Conclusion and practical implications

Following the idea of the cue-utilisation approach (Koriat, 1997), metacognitive accuracy is influenced by information processing during learning. With reference to the embedded-processes model (Cowan, 1988), we argued that attentional processes are guided through prompting. Through guided prompting, learners place their attention on specific information during the learning process. The information will be taken into account when forming a judgment of comprehension and hence impact metacognitive accuracy. Based on our analyses, we can neither confirm nor reject our hypothesis but assume small effects of prompting on metacognitive accuracy if any. Learning performance and judgment of comprehension were not impacted by the use of resource-oriented and deficit-oriented prompting. Other measurements of self-evaluation (i.e. satisfaction with learning outcome and prediction about prolonged comprehension) were not influenced by prompting either. Results are viewed in the background of online learning which might have restricted effectiveness of their implementation.
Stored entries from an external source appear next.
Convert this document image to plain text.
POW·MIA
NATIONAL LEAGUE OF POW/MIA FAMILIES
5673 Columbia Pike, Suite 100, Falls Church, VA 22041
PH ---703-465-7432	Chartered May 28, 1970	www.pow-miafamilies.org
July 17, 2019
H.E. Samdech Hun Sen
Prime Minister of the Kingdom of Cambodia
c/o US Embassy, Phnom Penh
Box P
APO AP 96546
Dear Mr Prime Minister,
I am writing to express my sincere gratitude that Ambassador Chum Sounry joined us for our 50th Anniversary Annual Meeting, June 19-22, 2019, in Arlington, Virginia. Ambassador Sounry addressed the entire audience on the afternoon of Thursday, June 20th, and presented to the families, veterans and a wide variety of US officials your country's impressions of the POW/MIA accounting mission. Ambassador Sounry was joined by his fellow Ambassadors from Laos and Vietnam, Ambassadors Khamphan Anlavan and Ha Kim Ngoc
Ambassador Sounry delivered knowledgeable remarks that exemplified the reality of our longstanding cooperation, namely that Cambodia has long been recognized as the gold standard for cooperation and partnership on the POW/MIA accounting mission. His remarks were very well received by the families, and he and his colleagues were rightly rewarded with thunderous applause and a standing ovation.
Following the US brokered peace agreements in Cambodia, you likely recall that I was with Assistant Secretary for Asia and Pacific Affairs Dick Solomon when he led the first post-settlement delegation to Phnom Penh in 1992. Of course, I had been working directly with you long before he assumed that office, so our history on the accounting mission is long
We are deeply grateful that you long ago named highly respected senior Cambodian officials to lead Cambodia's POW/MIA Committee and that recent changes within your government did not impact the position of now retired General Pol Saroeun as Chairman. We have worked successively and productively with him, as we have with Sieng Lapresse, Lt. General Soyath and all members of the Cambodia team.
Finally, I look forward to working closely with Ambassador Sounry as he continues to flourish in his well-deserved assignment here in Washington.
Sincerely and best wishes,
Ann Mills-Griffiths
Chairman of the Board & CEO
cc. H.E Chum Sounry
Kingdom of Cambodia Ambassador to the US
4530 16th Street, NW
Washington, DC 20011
To increase the use of resource-oriented and deficit-oriented questions, we would like to address some practical considerations. These considerations are needed because addressing resources and deficits in an objective way might offer learners a range of opportunities for their academic development. Identifying gaps in comprehension is the key to filling those gaps, which in turn can lead to a manifestation of resources in the future. Finding a style of managing own resources and deficits and cultivating appropriate regulation of the attendant emotions can be seen as a goal of metacognition itself as much as it can be viewed as an opportunity for academic development. Recommendations on how to address deficits and mistakes specifically might include the following: (a) making deficit-oriented prompts transparent and explaining how these questions are intended to improve metacognitive processes, (b) communicate learning goals transparently, (c) applying additional prompts to provide opportunities to overcome lacks in comprehension, (d) acknowledging potential negative emotions that might be involved and (e) creating an environment in which learners are encouraged to contribute openly and freely to classroom discussions and in which mistakes are not viewed as personal failures. Instead, a stance should be hold that supports the idea of deficits and mistakes being inherent to learning which offer the opportunity for development. We view the promotion of pleasure in understanding one’s own thinking as the key to teaching metacognitive skills. Developing metacognitive skills and improving metacognitive accuracy are long-term processes to which resource-oriented and deficit-oriented prompts might contribute. For future research in this field, we identify the need for long-term studies investigating efficiency of prompts on cognitive and emotional criterions.